Wednesday, 1 July 2015
The Monster Walks (1932)
I have a pretty high tolerance for the cheap, creaky productions that were churned out by Hollywood's poverty row in the pre-war years, but even by the incredibly modest standards of such fare, The Monster Walks is execrably written and acted.
We're presented here with the hoariest of cliches: a gathering on a dark and stormy night for the reading of a rich man's Will. It's not much of a gathering, though. Other than the lawyer who is there to read the Will, there's the dead man's two servants, his invalid brother, and his daughter (who brings along her fiancee and their chauffeur, a painfully racist and unfunny "comedic" African American character).

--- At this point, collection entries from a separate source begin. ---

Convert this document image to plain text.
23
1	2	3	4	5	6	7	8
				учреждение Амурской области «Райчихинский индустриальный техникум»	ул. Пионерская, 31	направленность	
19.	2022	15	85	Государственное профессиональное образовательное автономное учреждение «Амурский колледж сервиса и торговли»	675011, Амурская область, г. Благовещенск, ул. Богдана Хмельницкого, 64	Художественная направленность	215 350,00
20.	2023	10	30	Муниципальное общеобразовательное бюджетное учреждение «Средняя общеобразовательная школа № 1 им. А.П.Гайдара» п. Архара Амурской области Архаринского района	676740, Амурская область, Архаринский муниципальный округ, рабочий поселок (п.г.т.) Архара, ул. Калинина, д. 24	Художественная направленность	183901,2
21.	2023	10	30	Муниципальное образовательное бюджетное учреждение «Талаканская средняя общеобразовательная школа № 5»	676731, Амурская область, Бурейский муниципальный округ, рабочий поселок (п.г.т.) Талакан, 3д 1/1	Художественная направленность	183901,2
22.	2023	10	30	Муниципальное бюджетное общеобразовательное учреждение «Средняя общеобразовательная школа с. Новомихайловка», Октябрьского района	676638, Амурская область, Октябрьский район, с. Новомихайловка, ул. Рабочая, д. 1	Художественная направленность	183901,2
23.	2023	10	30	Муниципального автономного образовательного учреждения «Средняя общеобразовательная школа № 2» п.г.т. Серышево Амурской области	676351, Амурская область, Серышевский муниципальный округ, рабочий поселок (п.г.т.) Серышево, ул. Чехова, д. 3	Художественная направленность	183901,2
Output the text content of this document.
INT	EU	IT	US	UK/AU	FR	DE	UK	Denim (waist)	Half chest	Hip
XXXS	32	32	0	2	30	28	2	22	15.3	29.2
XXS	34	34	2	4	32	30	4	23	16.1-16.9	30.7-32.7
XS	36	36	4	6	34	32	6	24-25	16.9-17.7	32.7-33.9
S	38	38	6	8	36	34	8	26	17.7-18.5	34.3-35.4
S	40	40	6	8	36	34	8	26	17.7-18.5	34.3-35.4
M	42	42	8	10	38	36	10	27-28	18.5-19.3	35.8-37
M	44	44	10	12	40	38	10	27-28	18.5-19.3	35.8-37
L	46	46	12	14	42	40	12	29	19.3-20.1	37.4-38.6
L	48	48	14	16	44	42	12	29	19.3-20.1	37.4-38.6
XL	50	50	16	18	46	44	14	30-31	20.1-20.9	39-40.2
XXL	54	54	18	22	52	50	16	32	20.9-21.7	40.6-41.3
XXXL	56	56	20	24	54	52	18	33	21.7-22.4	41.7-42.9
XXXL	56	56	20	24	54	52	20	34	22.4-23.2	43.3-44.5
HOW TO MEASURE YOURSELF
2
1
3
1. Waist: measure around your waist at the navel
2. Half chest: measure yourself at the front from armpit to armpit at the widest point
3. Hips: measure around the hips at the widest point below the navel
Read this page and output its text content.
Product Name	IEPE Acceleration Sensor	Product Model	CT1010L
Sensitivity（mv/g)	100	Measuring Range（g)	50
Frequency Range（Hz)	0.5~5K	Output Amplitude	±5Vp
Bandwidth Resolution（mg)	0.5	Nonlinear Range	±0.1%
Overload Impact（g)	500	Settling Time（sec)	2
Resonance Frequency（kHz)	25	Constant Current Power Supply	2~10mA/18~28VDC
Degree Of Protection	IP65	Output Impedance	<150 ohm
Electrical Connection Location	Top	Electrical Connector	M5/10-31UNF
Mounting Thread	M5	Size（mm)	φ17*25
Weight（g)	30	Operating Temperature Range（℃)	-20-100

There's also an ape chained up in the basement of the house. The film insists on calling it a gorilla, but it's clearly a chimpanzee (and is never seen in shot with any of the human characters, presumably as an attempt to disguise its actual size). The chimpanzee/gorilla (chimporilla?) was present in the house for unspecified experiments conducted by the deceased man.
When the Will is read, the daughter gets almost all of the estate and wealth. Then that night, as she tries to sleep, a hairy hand reaches through a secret panel and tries to strangle her.
Yes indeed, this is a 'killer gorilla' movie (and not the last one in this pack, either). Of course, the beast must have a human directing its actions, and given the teeny tiny cast, the list of possible suspects is not exactly daunting.
The movie shambles tediously through its paces as the villains are revealed and eventually overcome. This all takes a mere 60 minutes, but frankly it feels much longer.
Avoid, unless you're suffering from the world's worst case of insomnia.